Benjamin bondit sur scène comme un diable qui sort de sa boîte. S'empare du micro et la fête commence. Le groupe s'est métamorphosé. L'a grandi en deux ans, l'a gagné en force, en puissance, en souplesse et en maturité. S'éloignent de leurs modèles hardoriques initiaux pour s'installer dans leur propre musique et vont nous régaler d'un festival ébouriffant. Mais revenons à Ben dans son éternel et emblématique blouson noir, cramponné dans son micro, le fait moins tournoyer, le meut par saccades, courbé en deux, tapant le sol d'un pied exacerbé telle une panthère en cage, folle de rage, qui piétine sur place pour accumuler l'énergie d'un saut libérateur. Good Night ( premier titre du nouvel EP qui motive cette soirée ), Naughty Angel, Larger than Life, le groupe est derrière, impressionnant, un son musclé, à la monte hongroise, un pied sur le cheval rythmique du rock, cette interminable scansion binaire à la base de tout, et l'autre sur la monture de déglingue, la roue cassée du rock'n'roll, celle qui remet tout en question, qui détruit systématiquement la régularité de sa consoeur, le chien fou que nous voulons tous être dans le jeu de quilles du monde, l'essence du rock, une musique qui boîte, qui claudique, qui crockdique, comme Lord Byron ou le Maître majuscule des sombres palais infernaux d'en-dessous cher à Anton LaVey qui l'assimile à nos volitions libératrices les désirantes .

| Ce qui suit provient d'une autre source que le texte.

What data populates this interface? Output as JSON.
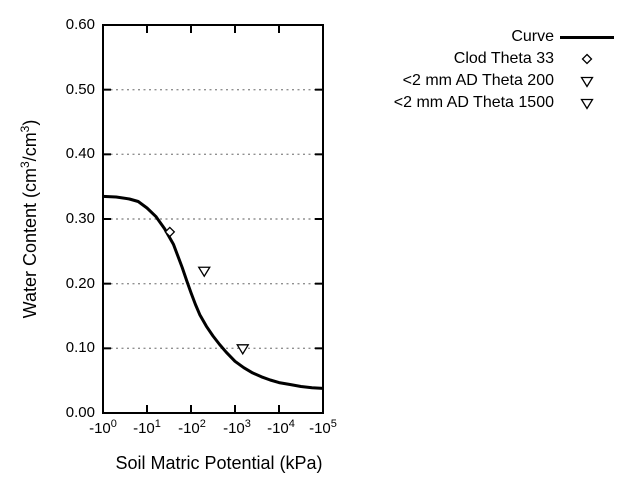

Leave me Now ( toujours du second extended play ) qui s'affirme déjà comme un titre locomotive qui pousse d'un cran la ferveur du public, la voix de Ben domine le grondement de l'orchestre, installe une ambiance qui capte et fascine la salle qui tangue salement comme le bateau ivre du sieur Arthur. Forget about It qui passe comme une lettre à la poste envoyée au bazooka. Take a New Turn, What about your dreams ( troisième bijou du scud ) nous font oublier tout ce qui a précédé. Scores nous a empochés, engloutis, englobés, dans l'estomac confiscatoire de leur musique. Nous reste encore à subir l'attaque des sucs digestifs, ces venins qui vous annihilent et vous rétament définitivement.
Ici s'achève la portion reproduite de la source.